Plantão de carnaval: como cuidar do paciente com intoxicação alcoólica?
O conteúdo a seguir é de autoria de Ronaldo Gismondi, médico e colunista da PEBMED. O artigo original pode ser lido aqui.

 

Depois de ser ingerido, o álcool leva apenas 10 minutos para começar a ser absorvido. De 30 a 90 minutos após a ingestão, acontece o pico da concentração plasmática. E, visto que o metabolismo hepático retira apenas 15-20 mg/dl/h, qualquer ingestão acima desses valores provocará intoxicação.

As primeiras manifestações do álcool são aquelas alterações comportamentais que muitos já experimentaram. Entretanto, o grande perigo da ingestão de álcool está nos exageros, quando o rebaixamento do nível de consciência é tão grande, que o indivíduo precisa sair “carregado” da festa. Nesses casos, é muito comum a ocorrência de vômito, broncoaspiração e hipoxemia. Além disso, cardiopatas estão sob risco de efeitos deletérios diretos, como as arritmias cardíacas.

Em época de carnaval, a frequência de intoxicação alcoólica nos plantões aumenta. E o desafio para o médico é cuidar de um paciente desacordado, cujos amigos provavelmente também não estejam em condição de fornecer histórico.

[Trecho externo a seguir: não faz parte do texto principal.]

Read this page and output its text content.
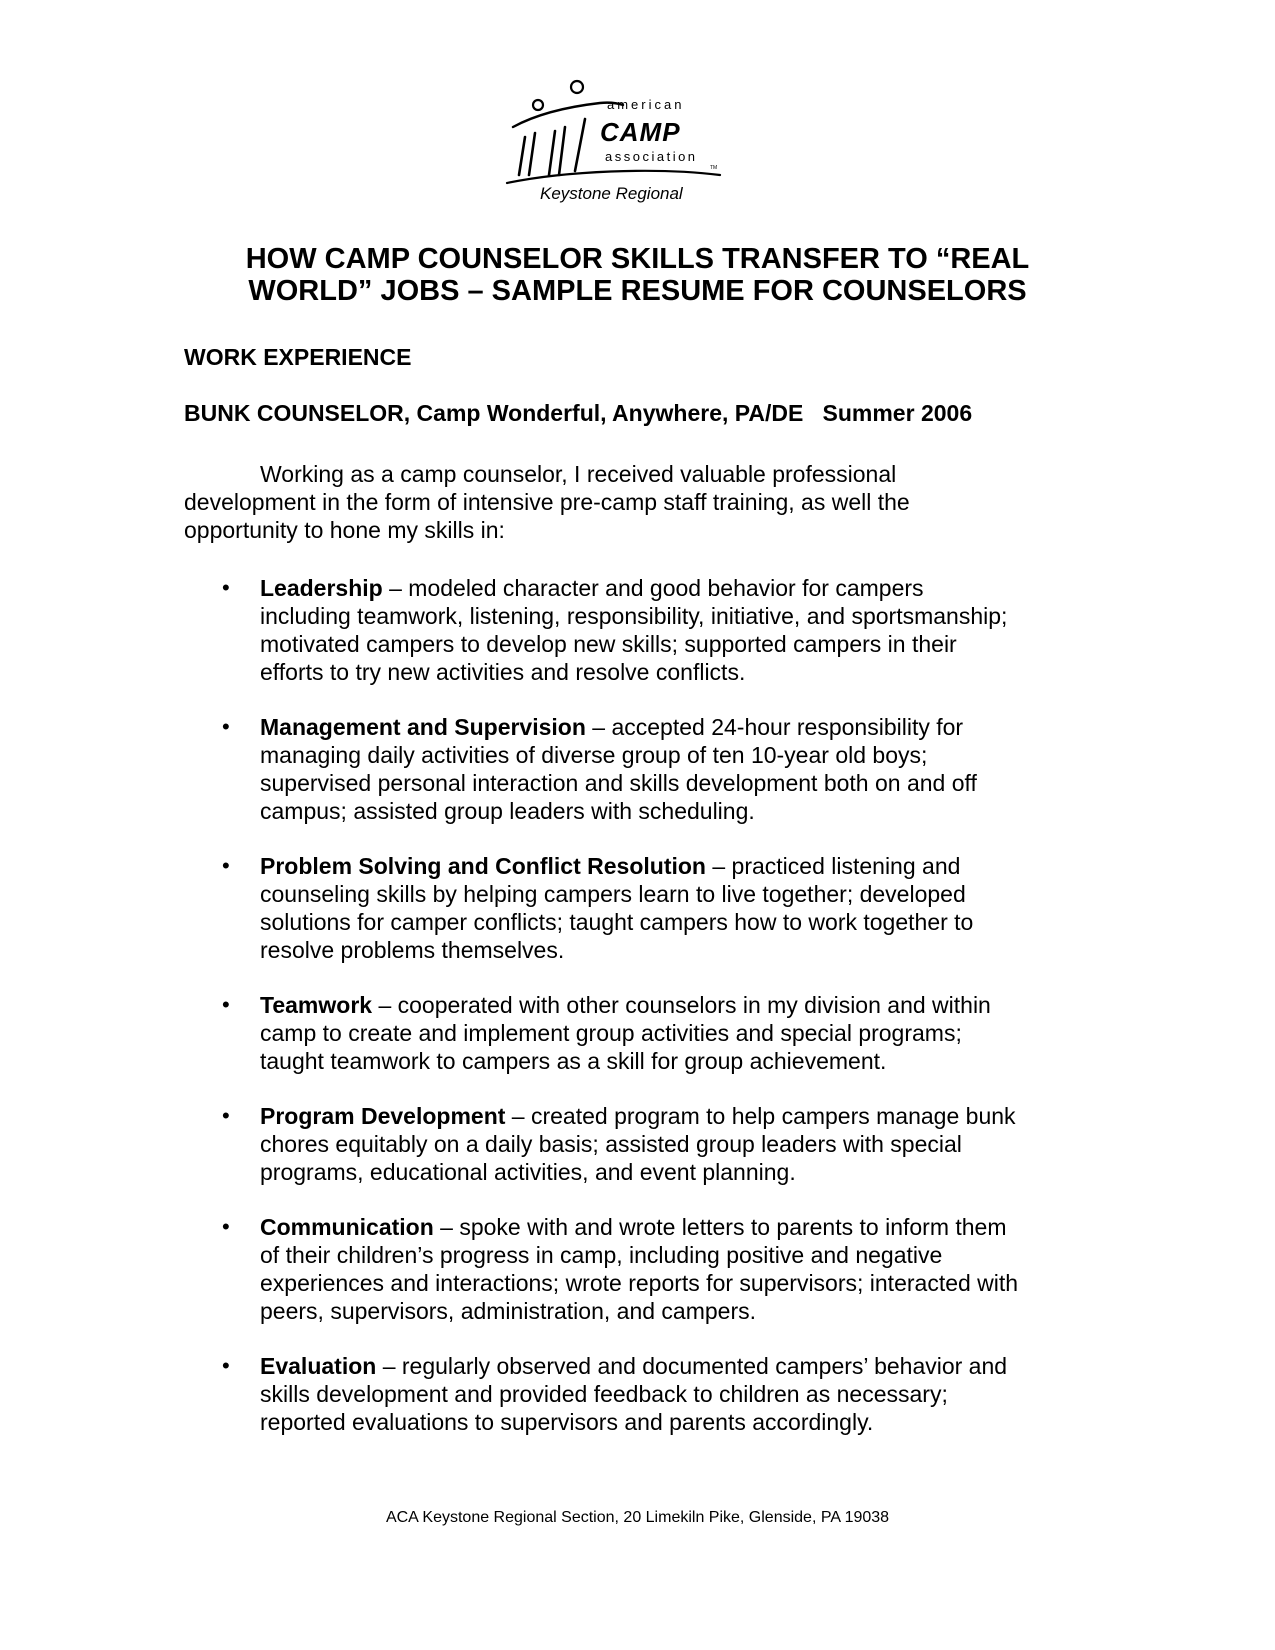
american
CAMP
association
TM
Keystone Regional
HOW CAMP COUNSELOR SKILLS TRANSFER TO “REAL
WORLD” JOBS – SAMPLE RESUME FOR COUNSELORS
WORK EXPERIENCE
BUNK COUNSELOR, Camp Wonderful, Anywhere, PA/DE   Summer 2006
Working as a camp counselor, I received valuable professional
development in the form of intensive pre-camp staff training, as well the
opportunity to hone my skills in:
• Leadership – modeled character and good behavior for campers
including teamwork, listening, responsibility, initiative, and sportsmanship;
motivated campers to develop new skills; supported campers in their
efforts to try new activities and resolve conflicts.
• Management and Supervision – accepted 24-hour responsibility for
managing daily activities of diverse group of ten 10-year old boys;
supervised personal interaction and skills development both on and off
campus; assisted group leaders with scheduling.
• Problem Solving and Conflict Resolution – practiced listening and
counseling skills by helping campers learn to live together; developed
solutions for camper conflicts; taught campers how to work together to
resolve problems themselves.
• Teamwork – cooperated with other counselors in my division and within
camp to create and implement group activities and special programs;
taught teamwork to campers as a skill for group achievement.
• Program Development – created program to help campers manage bunk
chores equitably on a daily basis; assisted group leaders with special
programs, educational activities, and event planning.
• Communication – spoke with and wrote letters to parents to inform them
of their children’s progress in camp, including positive and negative
experiences and interactions; wrote reports for supervisors; interacted with
peers, supervisors, administration, and campers.
• Evaluation – regularly observed and documented campers’ behavior and
skills development and provided feedback to children as necessary;
reported evaluations to supervisors and parents accordingly.
ACA Keystone Regional Section, 20 Limekiln Pike, Glenside, PA 19038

Então… o que fazer? Por onde começar? Primeiramente, você deve dividir o atendimento em dois caminhos paralelos:

  1. Suporte dos sinais vitais – via aérea, oxigenação e circulação;
  2. Obter mais informações com familiares/amigos.

 

Tabela 1: avaliação do paciente com intoxicação alcoólica aguda 

Sinais trauma: o paciente bêbado tem maior risco de quedas e acidentes. Uso outras drogas: em especial, os depressores, como heroína e benzodiazepínicos, pois potencializam os efeitos do álcool.
Medicações uso recente. Vômito: muito comum, é potencial causa de broncoaspiração → hipoxemia → PCR.
Comorbidades, em especial cardiopatia. Olho nas pupilas! No paciente pouco cooperativo, pode ser a dica para lesão estrutural e déficit focal.

 

Na avaliação inicial (tabela 2), colete laboratório com hemograma, bioquímica e hepatograma. Faça glicemia capilar imediatamente. Se houver sinais focais ou história de trauma, tomografe crânio e cervical; uma radiografia de tórax também entra na lista.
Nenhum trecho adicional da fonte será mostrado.